Cauliflower rice is SO easy and inexpensive to make. It works as a great replacement for dishes traditionally eaten with a white rice base (like curry or stir-fry). Actually, it’s kinda great eaten all on its own… As you might expect, cauliflower rice isn’t exactly like white rice – the taste and texture are slightly different. But it looks pretty much like rice and, quite frankly, I like it better!
PLUS you can eat practically this entire recipe for the same amount of calories in one cup of white rice, and it’s way more nutritious. WIN. I am a dietitian, after all, so check this out…
1 cup white rice: (approx.) 205 calories, 4 g protein, 0.5 g fiber, 45 g carbohydrate, 55 mg potassium
1 large head of cauliflower: (approx.) 210 calories, 16 g protein, 17 g fiber, 42 g carbohydrate, 2500 mg potassium
I think I’ve made my point there.
Cauliflower rice is super versatile, so you can really add any seasonings to it that you like, or that matches the type of dish you’re pairing it with. I chose ginger for this recipe because I just really love ginger.
I may or may not have eaten an entire recipe of this stuff yesterday.
If you’re curious as to how cauliflower rice might look in meal form, this photo (from yesterday’s meal 2 of 3 with cauliflower power…) might help:
I know there might be a lot of skeptics out there about the wonders of cauliflower rice (mom), but don’t judge it until you try it! I was actually a little unsure when I initially heard about this cauliflower creation, but I instantly became a believer the first time I made it. Now YOU can be a believer too!

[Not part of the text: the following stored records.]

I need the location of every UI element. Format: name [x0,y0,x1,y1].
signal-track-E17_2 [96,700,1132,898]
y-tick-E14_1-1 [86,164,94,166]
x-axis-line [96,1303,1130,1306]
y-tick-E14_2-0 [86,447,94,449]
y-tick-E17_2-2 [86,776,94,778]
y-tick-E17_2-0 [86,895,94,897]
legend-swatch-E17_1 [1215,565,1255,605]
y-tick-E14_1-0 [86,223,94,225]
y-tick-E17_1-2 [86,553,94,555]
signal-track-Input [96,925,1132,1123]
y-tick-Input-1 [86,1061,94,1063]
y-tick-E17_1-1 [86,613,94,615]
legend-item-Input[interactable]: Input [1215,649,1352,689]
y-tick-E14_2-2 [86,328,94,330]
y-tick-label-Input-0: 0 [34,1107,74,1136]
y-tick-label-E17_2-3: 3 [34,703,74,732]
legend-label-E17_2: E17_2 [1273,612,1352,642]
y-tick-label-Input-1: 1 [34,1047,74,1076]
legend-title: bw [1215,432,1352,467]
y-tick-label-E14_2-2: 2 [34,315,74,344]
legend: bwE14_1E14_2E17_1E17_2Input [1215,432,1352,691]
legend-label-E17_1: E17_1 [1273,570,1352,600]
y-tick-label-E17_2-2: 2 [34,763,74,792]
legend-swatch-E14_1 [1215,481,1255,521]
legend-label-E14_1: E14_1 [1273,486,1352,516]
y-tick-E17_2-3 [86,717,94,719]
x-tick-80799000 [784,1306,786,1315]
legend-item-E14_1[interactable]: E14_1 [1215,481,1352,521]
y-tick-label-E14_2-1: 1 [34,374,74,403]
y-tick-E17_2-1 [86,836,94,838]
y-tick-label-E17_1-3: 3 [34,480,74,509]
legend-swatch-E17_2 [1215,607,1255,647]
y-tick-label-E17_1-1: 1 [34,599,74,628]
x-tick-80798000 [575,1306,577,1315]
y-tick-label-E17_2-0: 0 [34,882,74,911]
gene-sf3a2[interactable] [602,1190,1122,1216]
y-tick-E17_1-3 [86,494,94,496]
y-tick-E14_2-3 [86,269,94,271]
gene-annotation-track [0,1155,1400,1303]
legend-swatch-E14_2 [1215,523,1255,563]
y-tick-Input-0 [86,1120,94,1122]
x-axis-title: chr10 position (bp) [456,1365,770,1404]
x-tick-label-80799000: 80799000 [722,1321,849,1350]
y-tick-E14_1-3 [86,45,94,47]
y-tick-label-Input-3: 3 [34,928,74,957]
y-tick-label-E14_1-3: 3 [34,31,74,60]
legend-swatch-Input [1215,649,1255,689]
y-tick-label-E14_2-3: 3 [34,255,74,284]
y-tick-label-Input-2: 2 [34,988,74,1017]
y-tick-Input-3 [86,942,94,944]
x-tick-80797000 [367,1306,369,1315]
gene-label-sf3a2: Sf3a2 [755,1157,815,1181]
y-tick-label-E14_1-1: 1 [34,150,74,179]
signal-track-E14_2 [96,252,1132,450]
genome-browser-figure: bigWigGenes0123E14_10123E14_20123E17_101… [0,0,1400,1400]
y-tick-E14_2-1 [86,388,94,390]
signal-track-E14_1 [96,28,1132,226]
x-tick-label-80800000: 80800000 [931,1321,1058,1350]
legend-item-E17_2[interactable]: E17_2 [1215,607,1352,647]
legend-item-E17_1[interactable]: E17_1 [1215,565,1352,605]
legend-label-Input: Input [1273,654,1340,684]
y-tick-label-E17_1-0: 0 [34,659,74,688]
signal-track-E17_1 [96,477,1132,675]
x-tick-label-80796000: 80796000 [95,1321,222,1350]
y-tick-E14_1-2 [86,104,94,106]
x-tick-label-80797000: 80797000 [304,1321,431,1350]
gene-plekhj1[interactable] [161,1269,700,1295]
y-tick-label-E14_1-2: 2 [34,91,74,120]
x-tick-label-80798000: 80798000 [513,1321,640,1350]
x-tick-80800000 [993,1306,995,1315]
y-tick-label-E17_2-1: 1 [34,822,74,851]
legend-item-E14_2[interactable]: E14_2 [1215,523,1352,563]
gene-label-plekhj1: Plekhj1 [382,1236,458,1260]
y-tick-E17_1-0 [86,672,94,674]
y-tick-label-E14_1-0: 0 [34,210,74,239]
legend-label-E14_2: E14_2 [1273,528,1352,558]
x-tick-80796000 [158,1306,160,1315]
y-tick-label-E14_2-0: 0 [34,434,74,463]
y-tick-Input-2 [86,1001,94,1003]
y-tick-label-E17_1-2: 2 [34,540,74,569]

- 1 large head cauliflower, raw
- 3/4 - 1 teaspoon ground ginger
- salt to taste
- Cut the head of cauliflower into florets and add to food processor (you may need to do this in 2 batches depending on the size of your machine). Pulse until rice-sized pieces are achieved. Don't over-process or else you'll be left with cauliflower paste.

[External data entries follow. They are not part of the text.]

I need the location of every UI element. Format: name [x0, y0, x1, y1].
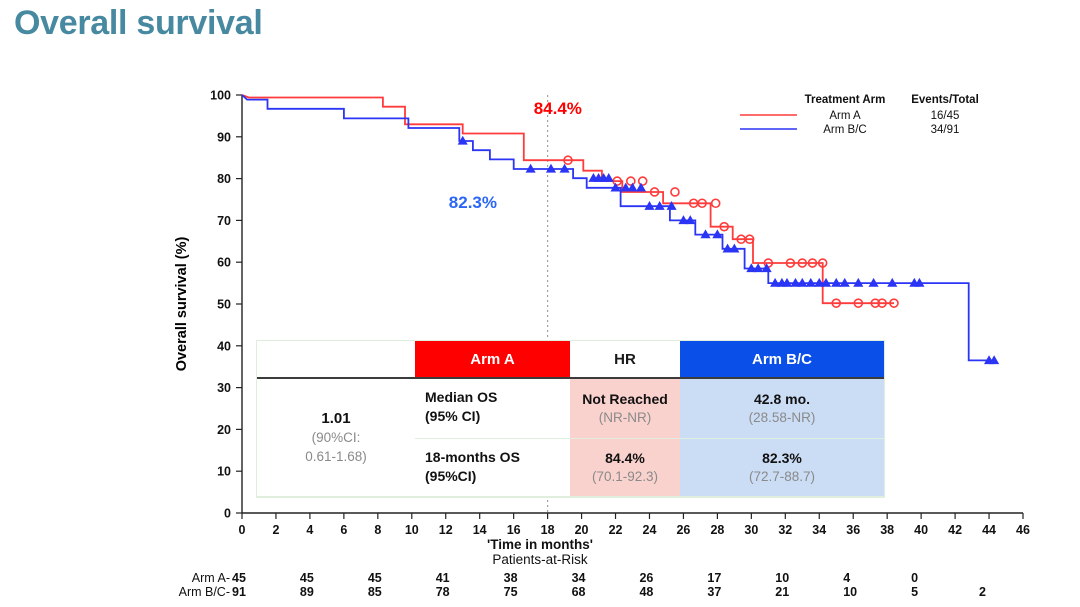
x-tick-label: 20 — [575, 523, 589, 537]
at-risk-count: 4 — [843, 571, 850, 585]
y-tick-label: 50 — [217, 298, 231, 312]
x-tick-label: 8 — [374, 523, 381, 537]
x-tick-label: 12 — [439, 523, 453, 537]
y-tick-label: 40 — [217, 339, 231, 353]
y-tick-label: 20 — [217, 423, 231, 437]
annotation-arm-a-18mo: 84.4% — [534, 99, 582, 118]
table-header-arm-a: Arm A — [415, 341, 570, 379]
x-tick-label: 42 — [948, 523, 962, 537]
row-label-line1: Median OS — [425, 388, 570, 407]
hr-value: 1.01 — [321, 408, 350, 429]
summary-table: Arm A HR Arm B/C Median OS (95% CI) Not … — [256, 340, 885, 498]
y-tick-label: 90 — [217, 130, 231, 144]
y-tick-label: 70 — [217, 214, 231, 228]
at-risk-count: 34 — [572, 571, 586, 585]
at-risk-count: 10 — [843, 585, 857, 599]
row-label-line1: 18-months OS — [425, 448, 570, 467]
at-risk-count: 10 — [775, 571, 789, 585]
censor-mark-circle — [712, 199, 720, 207]
censor-mark-circle — [627, 177, 635, 185]
at-risk-count: 48 — [639, 585, 653, 599]
at-risk-row-label: Arm A- — [130, 571, 230, 585]
survival-curve-arm-a — [242, 95, 894, 303]
at-risk-count: 85 — [368, 585, 382, 599]
row-label-18-months-os: 18-months OS (95%CI) — [415, 439, 570, 497]
at-risk-count: 45 — [232, 571, 246, 585]
x-tick-label: 4 — [306, 523, 313, 537]
at-risk-count: 17 — [707, 571, 721, 585]
cell-18-months-os-arm-a: 84.4% (70.1-92.3) — [570, 439, 680, 497]
at-risk-count: 21 — [775, 585, 789, 599]
at-risk-row: Arm A-45454541383426171040 — [0, 571, 1080, 586]
x-tick-label: 28 — [710, 523, 724, 537]
x-tick-label: 24 — [643, 523, 657, 537]
at-risk-count: 75 — [504, 585, 518, 599]
y-tick-label: 100 — [210, 89, 231, 103]
y-tick-label: 0 — [224, 507, 231, 521]
legend-events-arm-bc: 34/91 — [931, 124, 960, 136]
table-header-hr: HR — [570, 341, 680, 379]
at-risk-count: 68 — [572, 585, 586, 599]
x-tick-label: 32 — [778, 523, 792, 537]
cell-18-months-os-arm-bc: 82.3% (72.7-88.7) — [680, 439, 884, 497]
at-risk-count: 0 — [911, 571, 918, 585]
legend-label-arm-a: Arm A — [829, 110, 861, 122]
x-tick-label: 26 — [676, 523, 690, 537]
value: 42.8 mo. — [754, 390, 810, 409]
x-tick-label: 44 — [982, 523, 996, 537]
at-risk-count: 91 — [232, 585, 246, 599]
table-header-arm-bc: Arm B/C — [680, 341, 884, 379]
at-risk-count: 26 — [639, 571, 653, 585]
x-tick-label: 14 — [473, 523, 487, 537]
censor-mark-circle — [639, 177, 647, 185]
y-tick-label: 60 — [217, 256, 231, 270]
cell-median-os-arm-bc: 42.8 mo. (28.58-NR) — [680, 379, 884, 439]
row-label-line2: (95%CI) — [425, 467, 570, 486]
survival-curve-arm-bc — [242, 95, 994, 360]
row-label-line2: (95% CI) — [425, 407, 570, 426]
at-risk-count: 45 — [368, 571, 382, 585]
at-risk-count: 89 — [300, 585, 314, 599]
x-axis-title: 'Time in months' — [0, 537, 1080, 552]
censor-mark-circle — [671, 188, 679, 196]
row-label-median-os: Median OS (95% CI) — [415, 379, 570, 439]
at-risk-row-label: Arm B/C- — [130, 585, 230, 599]
annotation-arm-bc-18mo: 82.3% — [449, 193, 497, 212]
page-title: Overall survival — [14, 4, 262, 43]
value: Not Reached — [582, 390, 668, 409]
legend-header-treatment-arm: Treatment Arm — [805, 94, 886, 106]
at-risk-count: 2 — [979, 585, 986, 599]
at-risk-count: 38 — [504, 571, 518, 585]
legend-header-events-total: Events/Total — [911, 94, 979, 106]
at-risk-caption: Patients-at-Risk — [0, 552, 1080, 567]
x-tick-label: 30 — [744, 523, 758, 537]
x-tick-label: 40 — [914, 523, 928, 537]
y-tick-label: 80 — [217, 172, 231, 186]
x-tick-label: 46 — [1016, 523, 1030, 537]
x-tick-label: 6 — [340, 523, 347, 537]
hr-ci-line2: 0.61-1.68) — [305, 448, 367, 467]
confidence-interval: (72.7-88.7) — [749, 468, 815, 487]
y-axis-title: Overall survival (%) — [174, 237, 190, 372]
at-risk-count: 5 — [911, 585, 918, 599]
at-risk-count: 45 — [300, 571, 314, 585]
x-tick-label: 0 — [239, 523, 246, 537]
at-risk-count: 37 — [707, 585, 721, 599]
hr-ci-line1: (90%CI: — [312, 429, 361, 448]
value: 82.3% — [762, 449, 802, 468]
table-header-blank — [257, 341, 415, 379]
x-tick-label: 36 — [846, 523, 860, 537]
value: 84.4% — [605, 449, 645, 468]
x-tick-label: 18 — [541, 523, 555, 537]
confidence-interval: (28.58-NR) — [749, 409, 816, 428]
at-risk-count: 41 — [436, 571, 450, 585]
at-risk-count: 78 — [436, 585, 450, 599]
legend-label-arm-bc: Arm B/C — [823, 124, 866, 136]
legend-events-arm-a: 16/45 — [931, 110, 960, 122]
x-tick-label: 16 — [507, 523, 521, 537]
cell-hazard-ratio: 1.01 (90%CI: 0.61-1.68) — [257, 379, 415, 497]
confidence-interval: (NR-NR) — [599, 409, 651, 428]
at-risk-row: Arm B/C-9189857875684837211052 — [0, 585, 1080, 600]
y-tick-label: 30 — [217, 381, 231, 395]
survival-chart: 0246810121416182022242628303234363840424… — [0, 70, 1080, 607]
x-tick-label: 22 — [609, 523, 623, 537]
x-tick-label: 38 — [880, 523, 894, 537]
confidence-interval: (70.1-92.3) — [592, 468, 658, 487]
cell-median-os-arm-a: Not Reached (NR-NR) — [570, 379, 680, 439]
x-tick-label: 10 — [405, 523, 419, 537]
y-tick-label: 10 — [217, 465, 231, 479]
x-tick-label: 2 — [272, 523, 279, 537]
x-tick-label: 34 — [812, 523, 826, 537]
plot-canvas: 0246810121416182022242628303234363840424… — [0, 70, 1080, 607]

- Lightly coat a large sauté pan with non-stick cooking spray. Add cauliflower rice. Cover and cook on medium-high heat for about 7-10 minutes, stirring frequently to prevent burning on the bottom, until soft but not mushy.
- Stir in ginger and salt, and then enjoy!
- Leftovers can be stored (covered, or sealed in a plastic bag) in fridge for a couple days. Can be reheated in microwave, or simply enjoyed cold.
- Don't be afraid to play around with the seasonings. Try adding curry powder, garlic, or seasoning salt to match whatever dish you're pairing the rice with.